TsukiMoon stopped crying for a moment, state change a good first start, and looked at me taking in this new information. He was angry though and wanted us, especially Mr. TsukiMoon to pay the price of not completing his vision (which of course is not our responsibility). He stomped around and cried: a little tyrant.
To get TsukiMoon into the car I then said, "if you are not in the car in 5 seconds the dog has to come with us." TsukiMoon dislikes it when the dog might get more attention then him. Knowing that I follow through, he was in the car in 5 seconds.
The amount of work it took to get him in the car should have been a sign that we were in for a "fun" time at game store.
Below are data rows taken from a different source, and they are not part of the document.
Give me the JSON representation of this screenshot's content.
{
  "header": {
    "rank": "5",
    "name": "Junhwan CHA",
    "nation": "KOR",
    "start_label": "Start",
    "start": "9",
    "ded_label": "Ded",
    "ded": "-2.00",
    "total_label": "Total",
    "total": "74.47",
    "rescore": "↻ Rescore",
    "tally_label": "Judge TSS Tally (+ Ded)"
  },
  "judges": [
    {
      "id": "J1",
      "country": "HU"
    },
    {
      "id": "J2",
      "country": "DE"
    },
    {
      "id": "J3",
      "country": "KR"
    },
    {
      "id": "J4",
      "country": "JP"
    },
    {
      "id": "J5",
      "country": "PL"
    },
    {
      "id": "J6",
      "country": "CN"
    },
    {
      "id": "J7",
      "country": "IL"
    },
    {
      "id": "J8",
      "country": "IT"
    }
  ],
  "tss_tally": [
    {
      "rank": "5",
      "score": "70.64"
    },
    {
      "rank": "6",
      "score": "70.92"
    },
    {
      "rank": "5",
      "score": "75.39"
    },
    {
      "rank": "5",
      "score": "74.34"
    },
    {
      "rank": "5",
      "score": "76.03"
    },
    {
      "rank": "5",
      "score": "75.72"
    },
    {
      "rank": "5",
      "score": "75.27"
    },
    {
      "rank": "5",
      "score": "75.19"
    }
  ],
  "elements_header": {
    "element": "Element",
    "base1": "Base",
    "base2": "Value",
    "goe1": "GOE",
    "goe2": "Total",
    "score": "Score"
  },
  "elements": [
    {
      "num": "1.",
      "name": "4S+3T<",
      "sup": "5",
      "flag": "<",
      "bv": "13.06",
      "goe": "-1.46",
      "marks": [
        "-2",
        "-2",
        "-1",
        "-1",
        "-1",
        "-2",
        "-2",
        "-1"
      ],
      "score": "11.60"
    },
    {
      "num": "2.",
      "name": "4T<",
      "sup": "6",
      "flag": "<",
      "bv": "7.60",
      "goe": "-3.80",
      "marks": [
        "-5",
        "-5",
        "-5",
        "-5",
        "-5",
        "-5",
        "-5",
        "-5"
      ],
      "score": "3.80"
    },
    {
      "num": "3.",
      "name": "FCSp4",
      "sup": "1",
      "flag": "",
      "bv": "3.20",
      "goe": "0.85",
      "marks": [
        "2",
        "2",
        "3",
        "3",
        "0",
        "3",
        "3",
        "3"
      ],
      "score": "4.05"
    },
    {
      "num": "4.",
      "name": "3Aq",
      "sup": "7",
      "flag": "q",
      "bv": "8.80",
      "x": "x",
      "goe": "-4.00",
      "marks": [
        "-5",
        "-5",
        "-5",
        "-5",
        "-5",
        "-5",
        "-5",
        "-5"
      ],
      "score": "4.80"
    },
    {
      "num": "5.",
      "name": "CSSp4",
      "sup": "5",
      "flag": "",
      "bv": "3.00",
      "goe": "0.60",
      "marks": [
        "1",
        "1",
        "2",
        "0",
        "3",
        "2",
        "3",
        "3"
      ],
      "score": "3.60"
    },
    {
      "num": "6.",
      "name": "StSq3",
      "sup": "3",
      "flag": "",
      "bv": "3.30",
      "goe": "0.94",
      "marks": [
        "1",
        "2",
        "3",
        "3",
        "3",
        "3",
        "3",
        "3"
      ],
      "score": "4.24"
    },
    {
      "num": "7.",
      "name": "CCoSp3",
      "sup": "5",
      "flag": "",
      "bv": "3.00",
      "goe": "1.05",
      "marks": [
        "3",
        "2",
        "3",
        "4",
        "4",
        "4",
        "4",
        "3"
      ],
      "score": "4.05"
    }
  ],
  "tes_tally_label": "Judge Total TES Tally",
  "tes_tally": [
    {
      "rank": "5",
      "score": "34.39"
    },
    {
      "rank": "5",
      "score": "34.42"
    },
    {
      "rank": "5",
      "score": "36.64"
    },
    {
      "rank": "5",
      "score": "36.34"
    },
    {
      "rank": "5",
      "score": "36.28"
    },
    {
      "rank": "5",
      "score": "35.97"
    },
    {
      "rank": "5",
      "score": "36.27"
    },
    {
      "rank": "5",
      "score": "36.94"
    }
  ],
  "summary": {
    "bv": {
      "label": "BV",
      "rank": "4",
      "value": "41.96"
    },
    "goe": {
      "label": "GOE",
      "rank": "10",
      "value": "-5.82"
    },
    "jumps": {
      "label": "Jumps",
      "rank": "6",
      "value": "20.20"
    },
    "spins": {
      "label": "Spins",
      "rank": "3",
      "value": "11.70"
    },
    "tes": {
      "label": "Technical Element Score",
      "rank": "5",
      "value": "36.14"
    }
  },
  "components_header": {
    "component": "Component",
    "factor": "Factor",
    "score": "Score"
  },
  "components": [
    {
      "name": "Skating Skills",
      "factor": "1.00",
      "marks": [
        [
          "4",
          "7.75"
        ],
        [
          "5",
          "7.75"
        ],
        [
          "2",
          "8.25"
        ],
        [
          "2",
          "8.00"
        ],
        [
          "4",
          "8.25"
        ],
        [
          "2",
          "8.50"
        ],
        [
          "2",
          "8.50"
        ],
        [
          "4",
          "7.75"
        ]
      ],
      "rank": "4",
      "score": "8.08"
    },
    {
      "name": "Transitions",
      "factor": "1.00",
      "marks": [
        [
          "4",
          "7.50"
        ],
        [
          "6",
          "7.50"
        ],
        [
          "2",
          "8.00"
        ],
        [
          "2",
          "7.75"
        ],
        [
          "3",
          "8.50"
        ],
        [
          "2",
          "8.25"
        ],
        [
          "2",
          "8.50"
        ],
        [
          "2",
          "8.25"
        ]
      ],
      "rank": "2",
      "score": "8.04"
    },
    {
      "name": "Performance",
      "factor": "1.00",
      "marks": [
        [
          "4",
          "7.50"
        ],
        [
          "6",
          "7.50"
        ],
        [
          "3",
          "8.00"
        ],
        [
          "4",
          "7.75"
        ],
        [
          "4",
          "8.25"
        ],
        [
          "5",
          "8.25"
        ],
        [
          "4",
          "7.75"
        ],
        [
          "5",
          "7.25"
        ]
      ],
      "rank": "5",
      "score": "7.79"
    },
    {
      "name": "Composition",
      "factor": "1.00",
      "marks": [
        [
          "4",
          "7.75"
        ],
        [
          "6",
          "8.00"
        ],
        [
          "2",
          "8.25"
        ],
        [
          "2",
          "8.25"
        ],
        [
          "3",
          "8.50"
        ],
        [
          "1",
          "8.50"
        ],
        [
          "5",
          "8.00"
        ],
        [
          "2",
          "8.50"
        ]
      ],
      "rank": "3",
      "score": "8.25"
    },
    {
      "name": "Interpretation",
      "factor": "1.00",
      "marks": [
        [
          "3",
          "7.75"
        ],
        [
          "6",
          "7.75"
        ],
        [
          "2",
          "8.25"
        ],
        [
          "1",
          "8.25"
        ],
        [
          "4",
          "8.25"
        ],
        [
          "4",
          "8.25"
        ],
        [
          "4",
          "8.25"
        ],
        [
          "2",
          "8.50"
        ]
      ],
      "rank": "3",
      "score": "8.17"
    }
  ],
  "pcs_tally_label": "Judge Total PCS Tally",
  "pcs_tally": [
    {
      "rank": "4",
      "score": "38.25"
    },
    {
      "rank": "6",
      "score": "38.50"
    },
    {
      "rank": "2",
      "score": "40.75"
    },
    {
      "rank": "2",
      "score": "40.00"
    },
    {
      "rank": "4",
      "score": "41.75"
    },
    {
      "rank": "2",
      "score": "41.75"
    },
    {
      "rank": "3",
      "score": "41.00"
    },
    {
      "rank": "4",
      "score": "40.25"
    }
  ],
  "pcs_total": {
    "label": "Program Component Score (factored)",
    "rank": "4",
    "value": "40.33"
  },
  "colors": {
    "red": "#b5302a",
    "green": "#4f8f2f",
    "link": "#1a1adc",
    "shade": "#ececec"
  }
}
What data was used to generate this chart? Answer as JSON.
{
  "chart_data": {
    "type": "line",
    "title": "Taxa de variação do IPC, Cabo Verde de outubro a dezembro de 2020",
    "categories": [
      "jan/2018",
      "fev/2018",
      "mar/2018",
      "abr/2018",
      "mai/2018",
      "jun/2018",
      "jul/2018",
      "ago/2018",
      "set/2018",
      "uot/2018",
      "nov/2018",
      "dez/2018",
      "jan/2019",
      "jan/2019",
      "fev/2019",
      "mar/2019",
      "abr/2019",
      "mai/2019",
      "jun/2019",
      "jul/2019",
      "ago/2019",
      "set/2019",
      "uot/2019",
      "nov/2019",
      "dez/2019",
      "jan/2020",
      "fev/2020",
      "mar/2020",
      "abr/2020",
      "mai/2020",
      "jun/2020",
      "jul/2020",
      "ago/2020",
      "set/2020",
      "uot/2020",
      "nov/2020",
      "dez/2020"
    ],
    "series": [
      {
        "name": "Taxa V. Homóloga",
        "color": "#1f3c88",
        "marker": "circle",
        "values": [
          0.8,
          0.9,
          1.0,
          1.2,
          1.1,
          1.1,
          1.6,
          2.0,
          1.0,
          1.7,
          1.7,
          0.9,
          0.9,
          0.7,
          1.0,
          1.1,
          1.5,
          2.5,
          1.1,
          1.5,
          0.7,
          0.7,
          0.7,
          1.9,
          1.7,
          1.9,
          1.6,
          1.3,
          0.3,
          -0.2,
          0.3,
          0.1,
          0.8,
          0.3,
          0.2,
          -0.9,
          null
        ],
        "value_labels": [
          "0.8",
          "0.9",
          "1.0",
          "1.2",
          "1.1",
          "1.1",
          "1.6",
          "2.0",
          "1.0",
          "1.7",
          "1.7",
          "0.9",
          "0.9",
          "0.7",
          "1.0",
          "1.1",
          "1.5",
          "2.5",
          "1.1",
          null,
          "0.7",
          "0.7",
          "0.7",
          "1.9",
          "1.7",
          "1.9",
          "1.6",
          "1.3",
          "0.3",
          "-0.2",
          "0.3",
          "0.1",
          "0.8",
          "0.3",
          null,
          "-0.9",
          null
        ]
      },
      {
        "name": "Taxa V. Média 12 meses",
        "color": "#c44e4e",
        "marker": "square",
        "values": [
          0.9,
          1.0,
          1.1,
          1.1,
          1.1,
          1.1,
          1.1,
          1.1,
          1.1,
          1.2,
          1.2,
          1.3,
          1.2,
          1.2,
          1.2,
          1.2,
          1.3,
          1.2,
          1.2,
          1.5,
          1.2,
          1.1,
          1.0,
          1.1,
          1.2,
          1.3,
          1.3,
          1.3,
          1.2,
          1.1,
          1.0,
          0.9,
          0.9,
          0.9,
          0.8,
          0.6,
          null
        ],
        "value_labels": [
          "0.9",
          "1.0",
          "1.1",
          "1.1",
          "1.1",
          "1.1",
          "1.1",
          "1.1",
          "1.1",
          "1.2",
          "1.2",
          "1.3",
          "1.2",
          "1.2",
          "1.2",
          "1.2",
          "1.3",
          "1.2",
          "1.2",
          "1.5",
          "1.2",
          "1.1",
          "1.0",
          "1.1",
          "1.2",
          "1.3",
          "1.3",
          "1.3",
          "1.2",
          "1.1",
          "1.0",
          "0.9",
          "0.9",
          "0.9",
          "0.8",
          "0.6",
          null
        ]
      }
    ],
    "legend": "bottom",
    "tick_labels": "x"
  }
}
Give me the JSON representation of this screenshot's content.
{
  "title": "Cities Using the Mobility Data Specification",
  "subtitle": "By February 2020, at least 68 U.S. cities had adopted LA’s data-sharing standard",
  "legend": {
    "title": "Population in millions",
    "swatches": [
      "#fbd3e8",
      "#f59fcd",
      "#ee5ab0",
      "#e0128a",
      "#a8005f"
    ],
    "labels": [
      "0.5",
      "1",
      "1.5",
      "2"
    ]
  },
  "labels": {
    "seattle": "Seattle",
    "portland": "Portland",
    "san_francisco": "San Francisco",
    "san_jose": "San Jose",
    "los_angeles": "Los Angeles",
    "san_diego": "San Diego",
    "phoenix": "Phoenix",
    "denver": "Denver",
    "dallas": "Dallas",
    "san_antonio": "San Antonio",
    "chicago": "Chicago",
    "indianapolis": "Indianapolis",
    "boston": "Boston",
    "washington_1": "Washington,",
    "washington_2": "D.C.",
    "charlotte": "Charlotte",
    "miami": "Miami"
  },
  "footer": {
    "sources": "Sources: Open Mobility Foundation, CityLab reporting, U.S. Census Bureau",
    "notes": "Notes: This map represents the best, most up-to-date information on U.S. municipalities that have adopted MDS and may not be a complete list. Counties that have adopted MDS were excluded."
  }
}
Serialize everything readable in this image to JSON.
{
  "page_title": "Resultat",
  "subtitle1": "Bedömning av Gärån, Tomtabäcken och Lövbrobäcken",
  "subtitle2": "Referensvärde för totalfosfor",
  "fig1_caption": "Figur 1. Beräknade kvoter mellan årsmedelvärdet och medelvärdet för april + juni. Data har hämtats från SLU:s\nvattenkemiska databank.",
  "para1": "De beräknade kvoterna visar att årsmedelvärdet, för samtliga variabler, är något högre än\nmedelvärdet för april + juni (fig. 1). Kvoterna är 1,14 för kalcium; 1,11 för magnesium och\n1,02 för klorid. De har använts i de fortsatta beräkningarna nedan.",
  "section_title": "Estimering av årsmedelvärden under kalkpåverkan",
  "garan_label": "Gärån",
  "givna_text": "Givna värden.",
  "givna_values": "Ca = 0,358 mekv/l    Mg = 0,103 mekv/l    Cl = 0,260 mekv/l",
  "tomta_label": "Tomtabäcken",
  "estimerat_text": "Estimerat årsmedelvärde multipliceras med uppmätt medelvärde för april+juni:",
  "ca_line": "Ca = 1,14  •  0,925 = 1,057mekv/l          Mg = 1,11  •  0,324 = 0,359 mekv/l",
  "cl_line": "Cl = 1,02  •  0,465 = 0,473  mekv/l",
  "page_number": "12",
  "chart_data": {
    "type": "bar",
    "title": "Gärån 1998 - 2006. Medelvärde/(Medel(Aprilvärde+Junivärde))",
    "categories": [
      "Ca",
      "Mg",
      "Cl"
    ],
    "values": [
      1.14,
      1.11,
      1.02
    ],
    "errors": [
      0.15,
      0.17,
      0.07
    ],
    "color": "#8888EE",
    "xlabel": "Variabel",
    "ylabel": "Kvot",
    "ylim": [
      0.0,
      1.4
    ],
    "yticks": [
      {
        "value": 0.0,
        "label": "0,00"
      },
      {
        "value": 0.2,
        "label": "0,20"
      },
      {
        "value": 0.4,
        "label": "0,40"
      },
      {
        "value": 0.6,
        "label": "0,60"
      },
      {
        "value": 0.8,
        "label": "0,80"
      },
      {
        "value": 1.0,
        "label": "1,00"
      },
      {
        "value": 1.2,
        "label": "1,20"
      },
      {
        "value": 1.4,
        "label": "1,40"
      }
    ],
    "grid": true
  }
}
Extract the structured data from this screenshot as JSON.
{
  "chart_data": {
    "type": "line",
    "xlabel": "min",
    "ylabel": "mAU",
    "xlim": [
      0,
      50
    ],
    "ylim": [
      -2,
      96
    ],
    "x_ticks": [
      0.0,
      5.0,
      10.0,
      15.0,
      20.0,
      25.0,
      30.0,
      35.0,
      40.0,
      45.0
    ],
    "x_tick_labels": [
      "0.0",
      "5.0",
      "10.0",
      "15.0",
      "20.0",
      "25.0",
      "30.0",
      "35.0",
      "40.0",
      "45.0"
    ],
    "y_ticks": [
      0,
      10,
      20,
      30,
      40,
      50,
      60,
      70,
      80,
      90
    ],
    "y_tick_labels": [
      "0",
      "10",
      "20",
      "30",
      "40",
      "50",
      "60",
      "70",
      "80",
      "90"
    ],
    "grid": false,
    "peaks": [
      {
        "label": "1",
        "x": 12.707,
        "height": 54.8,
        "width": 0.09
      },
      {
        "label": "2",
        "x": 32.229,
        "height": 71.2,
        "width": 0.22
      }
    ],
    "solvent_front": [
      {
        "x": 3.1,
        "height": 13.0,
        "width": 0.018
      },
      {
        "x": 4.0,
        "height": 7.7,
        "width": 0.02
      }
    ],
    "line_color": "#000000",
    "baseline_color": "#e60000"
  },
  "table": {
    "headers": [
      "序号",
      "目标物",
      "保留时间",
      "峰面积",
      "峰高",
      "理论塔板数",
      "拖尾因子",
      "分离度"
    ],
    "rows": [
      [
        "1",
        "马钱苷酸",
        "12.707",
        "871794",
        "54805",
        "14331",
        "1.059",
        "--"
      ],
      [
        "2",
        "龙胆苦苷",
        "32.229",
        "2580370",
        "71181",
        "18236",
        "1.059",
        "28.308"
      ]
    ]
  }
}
Days like these we realize how unique our situation is to parents with "normal" kids. We have some repair work to do with the other gamers or folks won't want to play with us anymore. Up until now everyone has been really friendly, but that might be starting to wear thin.
Loss is tough on TsukiMoon and the people who are his opponents. He truly sees them as an adversary instead of just another person who wants to have fun. He uses scathing language for their armies and attacks. He is not fun to be around.
On top of that he throws fits with Mr. TsukiMoon's maneuvers, that then need to be negotiated after first calming TsukiMoon down. Good thing we are dedicated because it helps us through the mortification. Good thing next week is the last week, everyone needs a break.
What we will do next week to help it be successful is to make small illustrated books showing TsukiMoon playing with the other people with speech and thought bubbles over the other players. The thought bubbles will give TsukiMoon insight into what the other players are thinking when he acts that way. Then create another book showing TsukiMoon doing everything right and what the players think then.
Also we need to be more prepared. The armies need to be in the car the night before. No working the day of to rush the creation. Rushing is tough on TsukiMoon We must leave earlier in the day have a relaxing lunch somewhere around the game store so that everyone is properly fed, another issue today.
Update:
I was going through old writings of things I hadn't posted. This wasn't article wasn't finished because it was just too painful to think about some of the days we endure. It was written about 5-6 months ago. It is interesting to read now because TsukiMoon has come so far since then. He is much better at sportsmanship. He is also more patient with his parents. He still gets frustrated and acts out against us but the frequency has lessened. He is much easier on his parents.
All the interventions must be working.